Democrats argue that the GOP struggles to square tax cuts and new spending priorities without cutting into the social safety net. Trump re-centering health care sharpens that contrast and gives Democrats a familiar, potent line of attack heading into the midterms. Instead of abstract debates over reconciliation rules or topline numbers, Democrats can point to a concrete risk: coverage losses and higher costs if ACA supports are rolled back to finance other priorities.
DEMOCRACY
THE REAL TEST COMES NEXT • The scale of the No Kings 3 protests this weekend suggests there’s no shortage of opposition to President Trump. Millions showed up. The crowds were national, not just coastal. The energy is real. But the question now is whether that energy can be converted into electoral power.
Grassroots mobilization has limits if it isn’t paired with institutional trust and political clarity. Marching against Trump is one thing. Believing Democrats can meaningfully check his agenda is another. That’s the gap the party has to close.
Democratic leaders will need to persuade those same voters that they’re not just an outlet for frustration, but a credible governing alternative that can constrain executive overreach, lower costs and offer a clearer posture on a conflict that’s beginning to stretch U.S. involvement abroad.

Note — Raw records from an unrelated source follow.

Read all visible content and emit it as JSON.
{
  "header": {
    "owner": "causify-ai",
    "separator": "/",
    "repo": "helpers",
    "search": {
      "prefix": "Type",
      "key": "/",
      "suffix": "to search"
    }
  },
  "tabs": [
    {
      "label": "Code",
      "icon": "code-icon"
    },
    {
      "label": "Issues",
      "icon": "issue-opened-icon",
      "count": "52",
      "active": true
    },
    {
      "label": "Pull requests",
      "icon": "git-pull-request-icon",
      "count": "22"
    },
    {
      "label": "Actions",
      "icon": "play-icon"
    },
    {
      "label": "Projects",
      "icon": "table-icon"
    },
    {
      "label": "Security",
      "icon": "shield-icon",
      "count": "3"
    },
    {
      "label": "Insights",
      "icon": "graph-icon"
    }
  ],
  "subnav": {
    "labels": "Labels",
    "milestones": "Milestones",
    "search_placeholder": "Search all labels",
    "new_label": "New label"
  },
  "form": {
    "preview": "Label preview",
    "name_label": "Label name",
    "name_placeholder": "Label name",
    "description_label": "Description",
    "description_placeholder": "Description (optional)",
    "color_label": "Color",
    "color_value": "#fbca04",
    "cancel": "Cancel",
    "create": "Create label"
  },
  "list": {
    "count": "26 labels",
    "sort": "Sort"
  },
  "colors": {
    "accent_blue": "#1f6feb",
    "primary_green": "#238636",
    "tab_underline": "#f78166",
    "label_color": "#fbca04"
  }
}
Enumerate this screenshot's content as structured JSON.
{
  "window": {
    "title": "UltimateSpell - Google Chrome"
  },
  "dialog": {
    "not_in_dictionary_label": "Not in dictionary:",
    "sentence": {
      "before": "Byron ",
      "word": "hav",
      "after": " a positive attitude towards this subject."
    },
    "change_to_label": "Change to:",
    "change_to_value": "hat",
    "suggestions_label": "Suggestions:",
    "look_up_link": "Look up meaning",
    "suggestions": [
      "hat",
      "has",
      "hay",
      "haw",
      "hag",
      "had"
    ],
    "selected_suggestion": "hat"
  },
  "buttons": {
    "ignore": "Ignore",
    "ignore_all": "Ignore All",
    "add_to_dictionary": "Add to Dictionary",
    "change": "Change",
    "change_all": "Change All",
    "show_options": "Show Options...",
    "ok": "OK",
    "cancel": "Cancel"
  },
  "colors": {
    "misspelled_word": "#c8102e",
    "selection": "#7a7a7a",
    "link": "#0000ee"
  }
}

There are early signs that the party understands the assignment. Messaging around affordability has sharpened. Lawmakers are increasingly framing oversight of the administration as a core midterm argument. And the protests themselves give Democrats a visible base to point to.
HAPPENINGS
The Senate will hold a non-voting session at 10:30 a.m.
The House will hold a non-voting session at 12:30 p.m.
President Trump will participate in a White House internship program class photo at 10:15 a.m., a policy meeting at 1:30 p.m. and in signing time at 4 p.m.
READ ALL ABOUT IT
“What was behind the TSA meltdown?” by Benjamin Wallace-Wells: “The present mess has roots in two entangled, defining White House projects: DOGE and the mind-bending expansion of ICE.”
“Trump’s first surgeon general tries to stop nominee from becoming his second” by Dan Diamond: “Jerome Adams, who served at the height of the coronavirus pandemic, says Casey Means is unqualified to hold the job. Means’s nomination is stalled in the Senate.”